The Office of the National Coordinator for Health Information Technology is looking for new ways to promote app security as part of its goal of interoperability in health IT.
ONC has hosted a slate of listening sessions at the 2017 HIMSS conference in Orlando, Florida as a way to reach out to industry stakeholders for ideas, concerns and roadblocks to interoperability.
As the agency promotes the use of application program interfaces to securely share health information, here are three issues from the session to consider:
Who’s responsible for the information?
While app developers are striving to make their products both able to handle the data and share it with other tools, the question arose of who takes responsibility for making that data secure.
While interface security has been integral, stakeholders questioned whether ONC should set standards on how developers should store or format data to make it more secure from intrusion.
Is cybersecurity an institutional problem?
Another issue that arose was the feeling that cybersecurity is an institutional responsibility, rather than an individual one, resulting in a siloed approach to security and inhibiting interoperability.
Some stakeholders felt that for developers, the cost of making these systems transparent and compatible is higher that the fallout of a cyber breach.

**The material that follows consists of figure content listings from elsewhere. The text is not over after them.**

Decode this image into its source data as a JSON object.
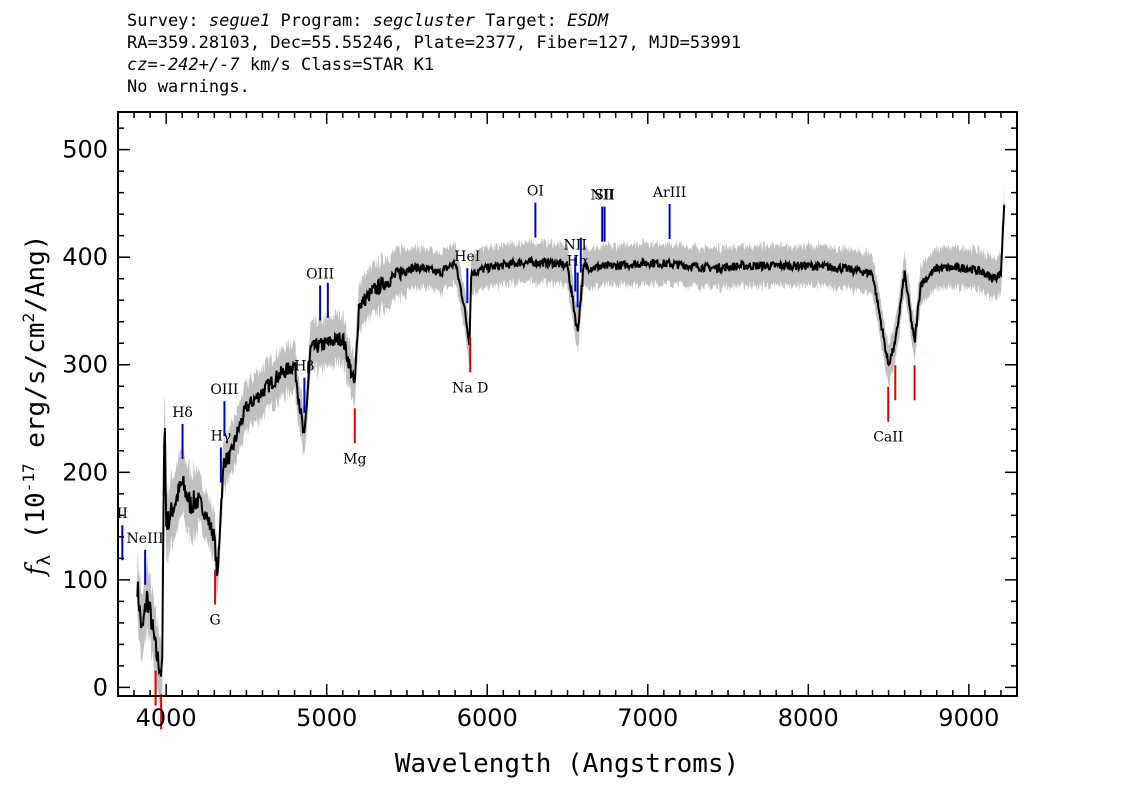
{
  "header": {
    "line1": {
      "survey_label": "Survey: ",
      "survey": "segue1",
      "program_label": " Program: ",
      "program": "segcluster",
      "target_label": " Target: ",
      "target": "ESDM"
    },
    "line2": "RA=359.28103, Dec=55.55246, Plate=2377, Fiber=127, MJD=53991",
    "line3": {
      "cz": "cz=-242+/-7",
      "rest": " km/s Class=STAR K1"
    },
    "line4": "No warnings."
  },
  "chart_data": {
    "type": "line",
    "title": "",
    "xlabel": "Wavelength (Angstroms)",
    "ylabel": "f_λ (10^-17 erg/s/cm^2/Ang)",
    "ylabel_parts": {
      "f": "f",
      "lambda": "λ",
      "unit_open": " (10",
      "exp1": "-17",
      "mid": " erg/s/cm",
      "exp2": "2",
      "unit_close": "/Ang)"
    },
    "xlim": [
      3700,
      9300
    ],
    "ylim": [
      -8,
      535
    ],
    "x_ticks": [
      4000,
      5000,
      6000,
      7000,
      8000,
      9000
    ],
    "x_tick_labels": [
      "4000",
      "5000",
      "6000",
      "7000",
      "8000",
      "9000"
    ],
    "y_ticks": [
      0,
      100,
      200,
      300,
      400,
      500
    ],
    "y_tick_labels": [
      "0",
      "100",
      "200",
      "300",
      "400",
      "500"
    ],
    "flux_series": {
      "name": "flux",
      "x": [
        3820,
        3850,
        3880,
        3900,
        3940,
        3960,
        3975,
        3990,
        4000,
        4050,
        4100,
        4150,
        4200,
        4250,
        4300,
        4320,
        4340,
        4360,
        4400,
        4450,
        4500,
        4600,
        4700,
        4800,
        4860,
        4900,
        5000,
        5100,
        5175,
        5200,
        5300,
        5400,
        5500,
        5600,
        5700,
        5800,
        5850,
        5890,
        5900,
        6000,
        6200,
        6400,
        6500,
        6563,
        6600,
        6800,
        7000,
        7200,
        7400,
        7600,
        7800,
        8000,
        8200,
        8400,
        8498,
        8542,
        8600,
        8662,
        8700,
        8800,
        9000,
        9100,
        9150,
        9200,
        9220
      ],
      "y": [
        95,
        50,
        85,
        70,
        30,
        20,
        10,
        270,
        150,
        170,
        190,
        170,
        175,
        160,
        140,
        100,
        165,
        210,
        215,
        240,
        260,
        275,
        290,
        300,
        230,
        315,
        320,
        325,
        280,
        355,
        370,
        380,
        390,
        390,
        385,
        395,
        360,
        320,
        385,
        390,
        395,
        395,
        392,
        330,
        390,
        392,
        395,
        393,
        390,
        392,
        392,
        392,
        390,
        385,
        300,
        320,
        385,
        320,
        375,
        390,
        390,
        385,
        380,
        385,
        450
      ]
    },
    "emission_lines": [
      {
        "name": "II",
        "wavelength": 3727
      },
      {
        "name": "NeIII",
        "wavelength": 3869
      },
      {
        "name": "Hδ",
        "wavelength": 4102
      },
      {
        "name": "Hγ",
        "wavelength": 4341
      },
      {
        "name": "OIII",
        "wavelength": 4363
      },
      {
        "name": "Hβ",
        "wavelength": 4861
      },
      {
        "name": "OIII",
        "wavelength": 4959
      },
      {
        "name": "",
        "wavelength": 5007
      },
      {
        "name": "HeI",
        "wavelength": 5876
      },
      {
        "name": "OI",
        "wavelength": 6300
      },
      {
        "name": "NII",
        "wavelength": 6548
      },
      {
        "name": "Hα",
        "wavelength": 6563
      },
      {
        "name": "",
        "wavelength": 6583
      },
      {
        "name": "NII",
        "wavelength": 6716
      },
      {
        "name": "SII",
        "wavelength": 6731
      },
      {
        "name": "ArIII",
        "wavelength": 7136
      }
    ],
    "absorption_lines": [
      {
        "name": "",
        "wavelength": 3934
      },
      {
        "name": "",
        "wavelength": 3969
      },
      {
        "name": "G",
        "wavelength": 4305
      },
      {
        "name": "Mg",
        "wavelength": 5175
      },
      {
        "name": "Na D",
        "wavelength": 5894
      },
      {
        "name": "CaII",
        "wavelength": 8498
      },
      {
        "name": "",
        "wavelength": 8542
      },
      {
        "name": "",
        "wavelength": 8662
      }
    ],
    "colors": {
      "flux": "#000000",
      "error_band": "#c0c0c0",
      "emission": "#0000cc",
      "absorption": "#dd0000"
    }
  }
}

Security Branch Chief Mikki Smith said that the office is currently working with the National Institute of Standards and Technology an on identity management framework and other framework projects in tandem to drive interoperability.
The use of use cases
When ONC officials asked what stakeholders wanted to see more of in terms of outreach, some called for more use cases to inform developers how they might apply data findings to their apps.
Some stakeholders called for more guidance from the government on the security features developers should include in their apps.
Acting Chief Privacy Officer Deven McGraw said that certain groups, like the HEART Working Group and HIMSS, were already working toward privacy and security specifications for APIs, and the health IT community would be best served to build on each other’s work.
"There lots of sort of pockets of work going on these same issues that we definitely want to connect to so that we are supporting one another and leveraging one another’s learning and not reinventing the wheel," she said.